Nelson City Council expands climate change response in Long Term Plan24/05/2021 5:25am
Additional climate change funding, consistent with Nelson City Council's vision to enable our community to respond to climate change, was approved for Council's Long Term Plan 2021-31 (LTP) at a deliberations meeting held last week.
Nelson-Tasman Climate Forum, Business for Climate Action, Community Compost, and Tasman Environment Trust are all in line for funding after submitting to the LTP.
After Nelson Tasman Climate Forum requested financial support from Council, councillors approved $100,000 of funding allocated in each of the first three years of the LTP.
Environment and Climate Committee Chair Kate Fulton has been working with the Forum to develop a Climate Action Plan.
"The Forum is proving its worth in bringing together a diverse range of knowledge and views. Its recently released Action Plan highlights how we can work together to deliver solutions to climate change," says Councillor Fulton.
Businesses for Climate Action (BCA) helps local businesses reduce carbon emissions. Their vision is for Te Tauihu (Top of the South) to become the first zero-carbon region in New Zealand. Councillors approved a recommendation that the group receive $65,000 per annum for years one and two of the LTP and $45,000 for year three.

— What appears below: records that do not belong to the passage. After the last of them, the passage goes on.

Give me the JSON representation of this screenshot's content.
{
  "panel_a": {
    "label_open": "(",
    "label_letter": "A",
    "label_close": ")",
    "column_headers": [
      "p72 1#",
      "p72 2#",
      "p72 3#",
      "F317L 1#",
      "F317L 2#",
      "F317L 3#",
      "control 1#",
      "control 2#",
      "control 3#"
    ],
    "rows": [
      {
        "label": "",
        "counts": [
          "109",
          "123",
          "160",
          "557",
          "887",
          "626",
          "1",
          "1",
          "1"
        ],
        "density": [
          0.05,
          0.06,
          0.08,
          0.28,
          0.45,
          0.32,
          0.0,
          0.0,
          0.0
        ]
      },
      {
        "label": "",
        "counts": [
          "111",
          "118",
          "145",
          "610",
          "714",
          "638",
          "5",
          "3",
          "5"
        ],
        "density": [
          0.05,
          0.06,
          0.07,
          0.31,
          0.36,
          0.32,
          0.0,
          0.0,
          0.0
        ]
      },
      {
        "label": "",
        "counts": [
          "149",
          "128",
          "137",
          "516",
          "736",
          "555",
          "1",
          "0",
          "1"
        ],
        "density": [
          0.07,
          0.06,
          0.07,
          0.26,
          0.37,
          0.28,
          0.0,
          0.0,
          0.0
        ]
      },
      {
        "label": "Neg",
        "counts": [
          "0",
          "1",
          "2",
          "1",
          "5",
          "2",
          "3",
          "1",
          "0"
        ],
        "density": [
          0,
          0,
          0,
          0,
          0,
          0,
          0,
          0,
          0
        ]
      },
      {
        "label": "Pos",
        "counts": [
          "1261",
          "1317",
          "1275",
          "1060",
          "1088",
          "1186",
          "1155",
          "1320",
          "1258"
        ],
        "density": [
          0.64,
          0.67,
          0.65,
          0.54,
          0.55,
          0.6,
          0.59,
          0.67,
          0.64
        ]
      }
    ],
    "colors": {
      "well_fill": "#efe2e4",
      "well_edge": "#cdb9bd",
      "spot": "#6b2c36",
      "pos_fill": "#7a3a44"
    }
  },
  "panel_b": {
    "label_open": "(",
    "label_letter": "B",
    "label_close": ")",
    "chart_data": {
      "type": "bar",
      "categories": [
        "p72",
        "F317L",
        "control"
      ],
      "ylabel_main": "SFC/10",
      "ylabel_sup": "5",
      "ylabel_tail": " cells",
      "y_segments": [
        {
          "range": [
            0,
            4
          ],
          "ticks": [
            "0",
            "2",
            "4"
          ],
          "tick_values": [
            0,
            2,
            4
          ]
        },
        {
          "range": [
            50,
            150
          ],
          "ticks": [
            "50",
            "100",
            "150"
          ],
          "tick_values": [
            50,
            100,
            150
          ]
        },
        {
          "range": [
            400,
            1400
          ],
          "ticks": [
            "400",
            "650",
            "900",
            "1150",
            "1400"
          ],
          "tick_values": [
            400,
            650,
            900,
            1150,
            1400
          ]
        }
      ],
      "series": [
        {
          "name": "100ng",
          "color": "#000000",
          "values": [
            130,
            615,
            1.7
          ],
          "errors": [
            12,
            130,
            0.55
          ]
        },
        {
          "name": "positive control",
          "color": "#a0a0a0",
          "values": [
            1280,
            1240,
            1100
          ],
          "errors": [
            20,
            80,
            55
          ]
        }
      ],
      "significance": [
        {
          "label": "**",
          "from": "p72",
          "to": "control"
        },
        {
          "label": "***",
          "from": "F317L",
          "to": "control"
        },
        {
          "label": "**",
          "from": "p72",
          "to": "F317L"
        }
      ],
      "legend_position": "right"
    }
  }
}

Nelson Mayor Rachel Reese says BCA's work supports Council's climate change objectives.
"This additional funding will go to organisations that will help our community reach ambitious, but necessary, climate goals. We know the BCA is strongly supported by the Chamber of Commerce and the Nelson Regional Development Agency and is well linked to the business community. Their submission outlined the importance of assisting local businesses to make good decisions on climate change, providing expertise and support in this vital area."
Other funding in the LTP went towards diverting food from landfill. This practice is important if Council is to meet its emissions goals. Food in landfill creates substantial amounts of methane, a very powerful greenhouse gas, as well as an equal amount of CO2.
Council has allocated $13.3 million for residential collection of food waste. Pending on the success of a kerbside collection trial, this will provide opportunity for all residents to divert their kitchen waste from landfill.
Community Compost asked for support towards an enhanced version of its large-scale composting system – bEartha2. Elected members approved a grant of $32,000 towards the design and production of bEartha2, which sits alongside a Ministry for the Environment grant of more than $90,000.
Environment Chair Kate Fulton says it would be almost impossible to meet Council’s goals if we do not change the way we process food waste.
"Increasing our capacity to compost food, not just at home, but as a commercial operation will go a long way to reducing harmful methane emissions. Not everyone can compost at home, so it's important we offer alternatives."
Supporting the composting of food waste is a significant contribution to the Good Food Cities initiative, lead by the Nelson Marlborough District Health Board, but there are other ways in which we are already supporting this work. In year one of the LTP, Council will be developing an Urban Greening Plan, which will incorporate edible landscaping and contribute to local food resiliency.
Council is also supporting a project from the Tasman Environment Trust to investigate carbon storage in local salt marsh and seagrass ecosystems – our blue carbon stores.
Once established, these waterlogged sediments, if undisturbed, can lock carbon away for decades, centuries or even millennia. The project aims to investigate our blue carbon stores through analysing core samples and work needed to restore these environments.
Alongside $10,000 of operational funding to Tasman Environment Trust, the 'Core and Restore' project will be granted $10,000 per year for each of the first three years of the LTP.